As seen on TV. As seen on Forbes. As seen here and there. These are all excellent ways to show your customer that you are legit and you’re a big deal. The homepage is the traditional location for trust badges, but what about visitors arriving from an ad? Or those who search for the product they want without scrolling all the way down the homepage? How do you give them one last push?
This is where a trust badge on your product page comes in. With traditional retail stores, there is always the expectation of purchase. This doesn’t apply to online stores. The e-commerce cart abandonment rate is 69.99%. Seven in ten people come to your store, put some items in a cart, and leave without completing the purchase.
These are just the people who add items to their cart but never go through checkout. If we include those who browse without ever adding an item to their cart, the figure would be a lot higher.
The competition is a click away
Now that we know the e-commerce cart abandonment rate, what do you think the corresponding rate for physical stores is? How many people drive to a Walmart, fill a cart with bread and mayonnaise, then leave it and go back home empty-handed?
While we don’t have the exact figures, it’s safe to say they’re somewhere in the single digits. I for one rarely leave a store without purchasing anything. The only time that happens is when the store doesn’t have what I want.

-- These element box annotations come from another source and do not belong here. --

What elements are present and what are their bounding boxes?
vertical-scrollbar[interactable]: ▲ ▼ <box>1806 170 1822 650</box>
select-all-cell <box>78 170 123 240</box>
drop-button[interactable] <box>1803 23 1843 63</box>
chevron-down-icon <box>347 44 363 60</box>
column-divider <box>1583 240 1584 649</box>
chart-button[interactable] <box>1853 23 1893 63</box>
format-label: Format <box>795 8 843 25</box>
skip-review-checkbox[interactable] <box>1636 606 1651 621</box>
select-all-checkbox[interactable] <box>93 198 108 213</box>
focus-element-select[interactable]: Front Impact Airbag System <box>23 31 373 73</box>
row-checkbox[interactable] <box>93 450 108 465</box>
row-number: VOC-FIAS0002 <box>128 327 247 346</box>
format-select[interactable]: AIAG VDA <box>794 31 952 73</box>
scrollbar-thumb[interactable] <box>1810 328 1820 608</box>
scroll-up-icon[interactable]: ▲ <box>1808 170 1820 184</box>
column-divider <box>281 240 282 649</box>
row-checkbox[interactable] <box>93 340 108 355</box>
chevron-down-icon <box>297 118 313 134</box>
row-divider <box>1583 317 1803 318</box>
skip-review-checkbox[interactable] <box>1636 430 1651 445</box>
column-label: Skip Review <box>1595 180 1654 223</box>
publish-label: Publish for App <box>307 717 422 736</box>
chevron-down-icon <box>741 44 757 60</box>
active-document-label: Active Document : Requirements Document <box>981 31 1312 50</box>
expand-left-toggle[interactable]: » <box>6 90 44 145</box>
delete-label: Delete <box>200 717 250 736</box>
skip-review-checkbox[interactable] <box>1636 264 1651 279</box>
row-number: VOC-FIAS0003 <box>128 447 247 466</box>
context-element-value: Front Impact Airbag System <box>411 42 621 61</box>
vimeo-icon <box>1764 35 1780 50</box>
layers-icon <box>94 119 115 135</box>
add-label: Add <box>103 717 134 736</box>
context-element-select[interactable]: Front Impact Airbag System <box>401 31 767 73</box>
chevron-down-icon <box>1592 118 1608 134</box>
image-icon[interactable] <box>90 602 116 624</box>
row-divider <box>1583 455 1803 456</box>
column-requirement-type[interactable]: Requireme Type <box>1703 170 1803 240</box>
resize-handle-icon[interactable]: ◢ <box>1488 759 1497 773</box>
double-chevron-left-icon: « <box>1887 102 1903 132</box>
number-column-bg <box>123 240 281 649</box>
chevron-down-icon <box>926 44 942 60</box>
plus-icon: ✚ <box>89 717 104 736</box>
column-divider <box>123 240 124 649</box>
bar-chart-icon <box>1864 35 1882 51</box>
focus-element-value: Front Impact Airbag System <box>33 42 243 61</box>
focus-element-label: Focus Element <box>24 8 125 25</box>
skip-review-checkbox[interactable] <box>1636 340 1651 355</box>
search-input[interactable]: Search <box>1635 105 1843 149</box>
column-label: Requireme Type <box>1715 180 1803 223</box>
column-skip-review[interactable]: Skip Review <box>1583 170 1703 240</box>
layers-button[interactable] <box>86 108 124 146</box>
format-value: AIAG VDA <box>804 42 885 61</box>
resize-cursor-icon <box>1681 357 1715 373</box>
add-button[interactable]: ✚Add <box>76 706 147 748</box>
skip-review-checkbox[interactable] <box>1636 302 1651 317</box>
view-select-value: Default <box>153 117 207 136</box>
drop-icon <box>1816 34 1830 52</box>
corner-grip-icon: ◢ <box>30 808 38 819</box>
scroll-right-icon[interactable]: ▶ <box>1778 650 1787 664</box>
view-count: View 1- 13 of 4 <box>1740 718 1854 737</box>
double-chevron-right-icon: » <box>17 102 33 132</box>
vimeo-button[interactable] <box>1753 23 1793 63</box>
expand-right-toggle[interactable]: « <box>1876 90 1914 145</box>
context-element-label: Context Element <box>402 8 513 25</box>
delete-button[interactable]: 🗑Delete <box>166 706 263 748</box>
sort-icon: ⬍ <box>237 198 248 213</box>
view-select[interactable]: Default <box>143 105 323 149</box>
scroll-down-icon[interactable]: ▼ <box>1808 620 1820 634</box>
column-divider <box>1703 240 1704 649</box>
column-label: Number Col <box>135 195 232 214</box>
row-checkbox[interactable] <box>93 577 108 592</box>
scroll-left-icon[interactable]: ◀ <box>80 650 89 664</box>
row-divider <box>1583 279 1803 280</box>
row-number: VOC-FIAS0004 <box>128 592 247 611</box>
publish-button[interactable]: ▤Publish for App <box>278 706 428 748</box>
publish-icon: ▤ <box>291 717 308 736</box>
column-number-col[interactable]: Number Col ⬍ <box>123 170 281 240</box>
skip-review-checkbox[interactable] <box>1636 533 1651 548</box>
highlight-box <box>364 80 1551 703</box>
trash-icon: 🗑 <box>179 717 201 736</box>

This is because switching physical stores come with a significant cost. Walking from store to store takes effort and humans don’t like exerting any more effort than is absolutely necessary. Brick-and-mortar stores also have other people around which creates some social pressure to actually make a purchase. You can’t just loiter around. It’s weird. Online stores have no such social signals to spur shoppers.
The competition is also only a click away. It’s not like with physical stores where a customer may have to walk a whole block to find the competitor. All it takes is a few taps of the screen. It’s practically effortless.
To keep your customers from leaving, you need all the help you can get. Few things do this as well as trust badges. Position them strategically on the PDP and you’re golden. Put them somewhere below the product images and description. If you have a few (say two or three), you can put them near the reviews. If you have more, only show the most important one near the reviews and stuff the rest at the bottom of the page.
For a really prestigious trust badge, incorporate it into the product packaging and have the customer see it when she scrolls through the product images. And do stick to one badge on the product. Don’t overdo it.